Zeitlich bin ich leider auch nicht zu viel mehr gekommen, als die Lampe abends im Garten oder Hundespaziergang ein paar Mal auszuprobieren.
Zum programmieren war ich entweder auf Anhieb zu blöd, oder man muss sich in die Anleitung richtig einarbeiten, dazu fehlte mir im Testzeitraum etwas die Zeit und Muße.
Dazu kommt bei mir ein generelles technisches Problem- ich lese ungern Bedienungsanleitungen, egal ob Fernseher, Handy, Auto oder Rasenmäher. Wenn man es anschaltet und das Ding geht, reicht mir das meistens.

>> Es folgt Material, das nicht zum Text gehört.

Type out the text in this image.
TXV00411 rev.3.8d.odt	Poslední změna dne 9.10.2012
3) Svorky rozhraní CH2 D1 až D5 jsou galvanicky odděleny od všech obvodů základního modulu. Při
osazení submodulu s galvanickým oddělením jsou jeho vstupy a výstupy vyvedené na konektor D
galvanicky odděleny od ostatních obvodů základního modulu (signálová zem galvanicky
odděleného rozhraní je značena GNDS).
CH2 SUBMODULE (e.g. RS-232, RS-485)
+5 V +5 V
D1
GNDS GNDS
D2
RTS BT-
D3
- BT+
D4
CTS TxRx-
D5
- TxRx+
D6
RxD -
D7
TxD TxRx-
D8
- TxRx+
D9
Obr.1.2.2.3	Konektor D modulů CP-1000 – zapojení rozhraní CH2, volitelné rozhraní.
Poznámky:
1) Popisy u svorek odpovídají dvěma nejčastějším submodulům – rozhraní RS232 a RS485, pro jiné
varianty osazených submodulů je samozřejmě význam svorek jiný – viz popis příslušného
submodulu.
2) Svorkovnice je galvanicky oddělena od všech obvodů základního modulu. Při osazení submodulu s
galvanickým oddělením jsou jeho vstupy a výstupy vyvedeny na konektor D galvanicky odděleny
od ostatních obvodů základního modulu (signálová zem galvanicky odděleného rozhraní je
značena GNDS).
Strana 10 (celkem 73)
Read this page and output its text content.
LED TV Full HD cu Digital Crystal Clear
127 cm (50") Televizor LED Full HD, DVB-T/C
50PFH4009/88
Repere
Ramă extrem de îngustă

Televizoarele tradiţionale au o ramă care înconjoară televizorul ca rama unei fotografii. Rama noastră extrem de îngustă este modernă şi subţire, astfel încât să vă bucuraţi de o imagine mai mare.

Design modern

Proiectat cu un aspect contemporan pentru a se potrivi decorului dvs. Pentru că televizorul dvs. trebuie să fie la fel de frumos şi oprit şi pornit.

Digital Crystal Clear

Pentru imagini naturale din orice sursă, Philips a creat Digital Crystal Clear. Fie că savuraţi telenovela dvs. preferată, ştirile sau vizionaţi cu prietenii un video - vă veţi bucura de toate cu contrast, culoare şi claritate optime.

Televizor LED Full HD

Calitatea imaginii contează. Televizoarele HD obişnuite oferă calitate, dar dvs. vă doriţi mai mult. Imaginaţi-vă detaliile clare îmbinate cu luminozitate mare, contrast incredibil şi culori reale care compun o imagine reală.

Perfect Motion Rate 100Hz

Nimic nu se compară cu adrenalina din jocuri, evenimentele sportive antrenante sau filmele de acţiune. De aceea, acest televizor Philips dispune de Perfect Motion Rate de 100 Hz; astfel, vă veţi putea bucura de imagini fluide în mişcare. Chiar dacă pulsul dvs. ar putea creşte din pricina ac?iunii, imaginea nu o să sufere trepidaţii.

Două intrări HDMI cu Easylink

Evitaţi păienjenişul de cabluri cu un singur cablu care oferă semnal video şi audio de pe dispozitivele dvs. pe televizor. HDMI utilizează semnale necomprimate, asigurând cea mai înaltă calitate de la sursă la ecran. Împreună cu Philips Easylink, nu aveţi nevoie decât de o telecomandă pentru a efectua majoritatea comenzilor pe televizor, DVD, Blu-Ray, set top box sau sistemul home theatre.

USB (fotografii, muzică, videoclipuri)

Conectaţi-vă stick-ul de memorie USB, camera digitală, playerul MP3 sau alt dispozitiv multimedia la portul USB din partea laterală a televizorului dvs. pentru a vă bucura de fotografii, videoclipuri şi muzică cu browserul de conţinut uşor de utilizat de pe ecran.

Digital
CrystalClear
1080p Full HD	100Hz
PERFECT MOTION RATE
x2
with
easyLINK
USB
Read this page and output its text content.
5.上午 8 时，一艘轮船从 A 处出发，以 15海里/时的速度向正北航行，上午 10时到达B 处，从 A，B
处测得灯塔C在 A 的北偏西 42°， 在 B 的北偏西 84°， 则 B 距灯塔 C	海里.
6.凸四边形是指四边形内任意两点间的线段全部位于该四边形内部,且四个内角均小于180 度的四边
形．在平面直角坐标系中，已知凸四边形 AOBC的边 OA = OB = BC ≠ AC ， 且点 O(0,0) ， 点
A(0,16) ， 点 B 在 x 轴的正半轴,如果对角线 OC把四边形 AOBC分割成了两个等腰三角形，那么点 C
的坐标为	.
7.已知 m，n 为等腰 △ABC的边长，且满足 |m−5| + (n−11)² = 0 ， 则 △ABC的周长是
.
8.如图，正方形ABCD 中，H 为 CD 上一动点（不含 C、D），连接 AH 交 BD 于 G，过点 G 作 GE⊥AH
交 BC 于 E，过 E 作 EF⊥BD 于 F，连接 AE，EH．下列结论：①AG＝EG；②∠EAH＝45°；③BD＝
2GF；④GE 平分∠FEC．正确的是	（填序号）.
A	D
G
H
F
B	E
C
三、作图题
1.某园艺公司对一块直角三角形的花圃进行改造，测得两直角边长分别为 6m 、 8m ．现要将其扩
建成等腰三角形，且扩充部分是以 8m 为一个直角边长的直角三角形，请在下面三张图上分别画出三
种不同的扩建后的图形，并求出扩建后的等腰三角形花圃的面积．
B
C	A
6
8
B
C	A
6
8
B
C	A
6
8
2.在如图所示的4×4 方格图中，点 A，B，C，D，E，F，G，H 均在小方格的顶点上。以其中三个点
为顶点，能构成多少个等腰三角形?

Vermutlich habe ich zB bei allen meinen Handies bis dato nicht alle Funktionen begriffen/ benutzt, wahrscheinlich auch weil man nicht alles braucht, was die Dinger heutzutage alles können. Wieso sollte ich mit der Kaffeemaschine meinem Nachbarn eine SMS schreiben?
Bei einer Lampe mit meinem Nutzungsprofil brauche ich eigentlich hell, ganz hell und dunkel- und das konnte ich auf Anhieb.
Das die Lampe vielfältige Möglichkeiten bietet, ist jedoch keineswegs ein Manko, sondern kommt den unterschiedlichen Nutzern sicher sehr gelegen.
Zum Schluß ein außdrücklicher Dank für die Ermöglichung des PAs und für die Durchführung.